Isolation of glomeruli

To isolate mouse glomeruli, anesthetised mice first were perfused with 1× HBSS to remove circulating blood, followed by perfusion of Dynabead (14013, Thermo Fisher). Minced kidneys were digested with collagenase IV (1 mg/ml, Thermo Fisher) plus DNase I (50 U/ml, Thermo Fisher) at 37 °C for 30 min. After passing through two 100-µm strainers, cell suspensions were pelleted by centrifugation (500 × g at 4 °C for 5 min). The glomerular pellet was re-suspended in HBSS and then the beads-containing glomeruli were gathered by the magnet holder and washed three times.

To isolate human glomeruli (mean 150 µm in diameter), we considered maximally to include Bowman’s capsule, which is often stripped off during classical serial sieving (425-, 250- and 150-µm sieves). To this end, we used only a single 300-µm sieve allowing easy passage of human glomeruli together with Bowman’s capsule. Briefly, minced kidney biopsies were first incubated with collagenase IV (1 mg/ml) plus DNase I (50 U/ml) at 37 °C for 15 min, followed by a single sieving using a 300-µm strainer (PluriStrainer). Then a 100-µm strainer (Pluristrainer) was used to separate human glomeruli from tubules. Glomeruli retained on 100-µm strainers were collected by turning the strainer upside down followed by multiple washes and pelleted by centrifugation (500 × g at 4 °C for 5 min). Purity of isolated glomeruli was validated under a dissection microscope. All kidney tissues were kept on ice except for during enzymatic digestion.

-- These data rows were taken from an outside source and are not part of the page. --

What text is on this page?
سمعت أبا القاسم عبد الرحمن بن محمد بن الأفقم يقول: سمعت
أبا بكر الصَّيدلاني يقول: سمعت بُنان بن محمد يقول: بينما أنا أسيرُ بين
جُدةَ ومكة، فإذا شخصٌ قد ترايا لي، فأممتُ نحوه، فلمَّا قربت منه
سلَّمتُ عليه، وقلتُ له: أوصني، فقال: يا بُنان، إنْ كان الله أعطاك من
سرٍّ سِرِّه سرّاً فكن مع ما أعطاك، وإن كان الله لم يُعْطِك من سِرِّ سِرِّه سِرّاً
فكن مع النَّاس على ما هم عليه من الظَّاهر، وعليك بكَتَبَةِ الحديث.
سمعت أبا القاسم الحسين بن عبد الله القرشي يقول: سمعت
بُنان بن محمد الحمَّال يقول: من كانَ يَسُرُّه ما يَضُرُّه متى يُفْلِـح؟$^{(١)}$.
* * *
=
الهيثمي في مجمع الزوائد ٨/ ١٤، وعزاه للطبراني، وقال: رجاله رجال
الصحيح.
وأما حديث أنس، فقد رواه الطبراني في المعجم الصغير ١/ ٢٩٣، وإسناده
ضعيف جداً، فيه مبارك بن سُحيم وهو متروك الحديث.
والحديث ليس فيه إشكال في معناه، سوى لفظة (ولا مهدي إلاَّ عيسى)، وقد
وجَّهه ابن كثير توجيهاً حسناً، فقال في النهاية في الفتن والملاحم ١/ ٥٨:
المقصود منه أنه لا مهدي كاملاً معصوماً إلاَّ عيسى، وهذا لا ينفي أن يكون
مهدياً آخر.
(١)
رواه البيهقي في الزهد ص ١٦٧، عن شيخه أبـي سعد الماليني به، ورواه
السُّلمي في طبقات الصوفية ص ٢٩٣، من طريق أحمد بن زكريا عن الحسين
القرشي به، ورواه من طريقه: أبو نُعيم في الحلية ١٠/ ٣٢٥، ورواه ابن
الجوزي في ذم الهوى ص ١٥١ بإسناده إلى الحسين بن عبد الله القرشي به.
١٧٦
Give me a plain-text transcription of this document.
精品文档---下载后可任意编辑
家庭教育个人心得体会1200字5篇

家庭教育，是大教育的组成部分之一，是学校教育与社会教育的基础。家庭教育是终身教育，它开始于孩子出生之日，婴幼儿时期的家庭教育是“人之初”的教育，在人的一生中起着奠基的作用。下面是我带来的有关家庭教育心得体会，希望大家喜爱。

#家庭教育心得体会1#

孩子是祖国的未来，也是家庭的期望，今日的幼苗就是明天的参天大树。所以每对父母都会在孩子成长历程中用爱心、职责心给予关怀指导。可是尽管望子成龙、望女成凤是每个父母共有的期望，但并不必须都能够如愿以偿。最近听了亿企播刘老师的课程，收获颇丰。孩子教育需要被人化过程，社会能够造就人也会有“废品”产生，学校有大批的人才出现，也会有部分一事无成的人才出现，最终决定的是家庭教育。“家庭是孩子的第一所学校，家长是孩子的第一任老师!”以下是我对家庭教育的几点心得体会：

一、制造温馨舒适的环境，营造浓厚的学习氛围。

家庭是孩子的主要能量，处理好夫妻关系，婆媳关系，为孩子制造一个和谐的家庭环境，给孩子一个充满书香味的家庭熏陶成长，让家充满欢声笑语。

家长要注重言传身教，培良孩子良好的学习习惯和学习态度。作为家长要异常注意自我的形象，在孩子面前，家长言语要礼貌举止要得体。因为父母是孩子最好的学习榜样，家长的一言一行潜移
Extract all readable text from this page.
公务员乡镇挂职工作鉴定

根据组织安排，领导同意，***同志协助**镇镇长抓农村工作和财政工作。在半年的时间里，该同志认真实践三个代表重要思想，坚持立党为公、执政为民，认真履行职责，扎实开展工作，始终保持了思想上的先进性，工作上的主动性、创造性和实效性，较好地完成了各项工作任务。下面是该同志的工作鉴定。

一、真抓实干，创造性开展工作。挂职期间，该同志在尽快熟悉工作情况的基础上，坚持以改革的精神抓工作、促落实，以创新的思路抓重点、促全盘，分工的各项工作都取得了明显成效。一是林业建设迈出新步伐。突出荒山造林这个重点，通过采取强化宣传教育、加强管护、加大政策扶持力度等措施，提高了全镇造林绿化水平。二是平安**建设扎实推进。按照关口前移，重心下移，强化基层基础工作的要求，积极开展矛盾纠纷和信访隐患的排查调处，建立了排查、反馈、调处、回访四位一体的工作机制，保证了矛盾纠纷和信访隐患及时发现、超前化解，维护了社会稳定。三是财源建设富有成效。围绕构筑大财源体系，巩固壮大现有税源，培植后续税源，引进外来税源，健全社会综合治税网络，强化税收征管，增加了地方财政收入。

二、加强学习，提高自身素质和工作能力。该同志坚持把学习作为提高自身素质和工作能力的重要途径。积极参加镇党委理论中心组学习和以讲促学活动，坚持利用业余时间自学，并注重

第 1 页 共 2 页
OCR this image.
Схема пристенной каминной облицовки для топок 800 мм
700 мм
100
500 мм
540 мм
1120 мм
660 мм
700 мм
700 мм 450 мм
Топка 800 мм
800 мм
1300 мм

To exclude whether bead perfusion and the magnet separation process in glomerulus isolation could lead to subsequent transcriptome alterations compared with the sieving method, we isolated mouse glomeruli using a recently reported bead-free method without bead perfusion²⁸. In brief, minced mouse kidneys were incubated with collagenase IV (1 mg/ml) without DNase in 1× HBSS buffer at 37 °C for 15 min. After spinning down, the re-suspend tissue mixture passed through two sieves from 100- to 75-µm strainers. The filtrate containing glomeruli and tubular fragments was collected using a 40-µm strainer. Then enriched glomeruli were obtained after settling the mixture on a 10-cm culture dish for 1–2 min allowing adherence of tubules to the dish bottom. We unbiasedly sorted these cells.